Project Case Study
Chatbot for Operational Data (Plain-English Querying)
A conversational assistant embedded into operational systems, enabling users to query approved datasets in plain English—without exposing raw databases or bypassing governance controls.
Context
Operational users often need quick answers from structured systems (time entries, workflow status, client metrics, utilisation, etc.). Traditional dashboards require navigation and filtering knowledge. SQL requires technical expertise. The objective was a safer middle ground: conversational access within defined boundaries.
Problem
- UI friction: users struggle to find the right report or filter combination.
- Dependency on analysts: simple data questions create reporting backlog.
- Security risk: unrestricted conversational AI could overexpose sensitive datasets.
- Trust concerns: users need confidence in both accuracy and scope control.
Approach
- Controlled dataset layer: exposed only pre-approved, scoped views—not raw tables.
- Intent classification: determined question type (metric, comparison, filter, status).
- Conversation memory (bounded): retained short session context while preventing cross-session leakage.
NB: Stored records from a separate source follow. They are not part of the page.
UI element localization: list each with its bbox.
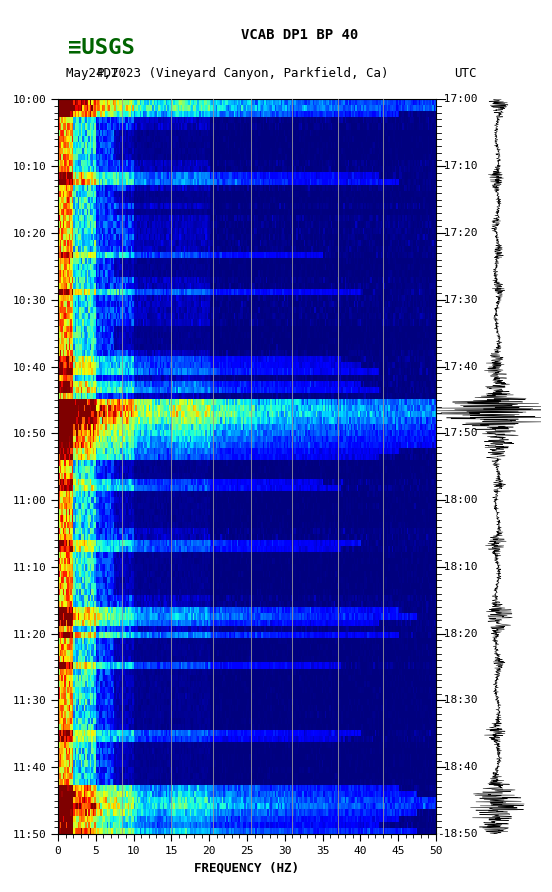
Text: -17:50: -17:50 bbox=[437, 428, 477, 438]
Text: -18:30: -18:30 bbox=[437, 696, 477, 706]
Text: -17:30: -17:30 bbox=[437, 294, 477, 305]
Text: -17:40: -17:40 bbox=[437, 361, 477, 372]
Text: -17:10: -17:10 bbox=[437, 161, 477, 171]
Text: PDT: PDT bbox=[97, 67, 119, 79]
Text: -18:10: -18:10 bbox=[437, 562, 477, 572]
Text: ≡USGS: ≡USGS bbox=[68, 37, 135, 58]
Text: May24,2023 (Vineyard Canyon, Parkfield, Ca): May24,2023 (Vineyard Canyon, Parkfield, … bbox=[66, 67, 388, 79]
Text: -18:50: -18:50 bbox=[437, 829, 477, 839]
Text: -18:40: -18:40 bbox=[437, 763, 477, 772]
Text: -18:00: -18:00 bbox=[437, 495, 477, 505]
X-axis label: FREQUENCY (HZ): FREQUENCY (HZ) bbox=[194, 862, 300, 874]
Text: -17:20: -17:20 bbox=[437, 228, 477, 238]
Text: -18:20: -18:20 bbox=[437, 629, 477, 639]
Text: VCAB DP1 BP 40: VCAB DP1 BP 40 bbox=[241, 29, 358, 42]
Text: UTC: UTC bbox=[454, 67, 476, 79]
Text: -17:00: -17:00 bbox=[437, 95, 477, 104]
- Policy enforcement: role-based filtering before any data query is executed.
- UI integration: embedded chatbot inside application dashboard with contextual awareness.
How It Differs from English → SQL Reporting
- Focuses on approved operational views, not dynamic free-form SQL generation.
- Optimised for conversational flow rather than complex analytics.
- Prioritises guardrails and scope limitation over flexibility.
- Designed for embedded, day-to-day workflow usage.
Conversation Patterns
- “How many hours did I log this week?”
- “Show open workflows assigned to my team.”
- “What’s the current utilisation for Client X?”
- “Compare this month’s billing to last month.”
Design Principle
The chatbot is not a database replacement. It is a governed conversational interface layered on top of approved operational metrics.
Next Enhancements
- Context-aware prompts based on the screen user is viewing.
- Smart follow-up suggestions (“Would you like a breakdown by matter?”).
- Confidence indicators explaining scope and assumptions.
- Escalation pathway to full analytics mode when deeper reporting is needed.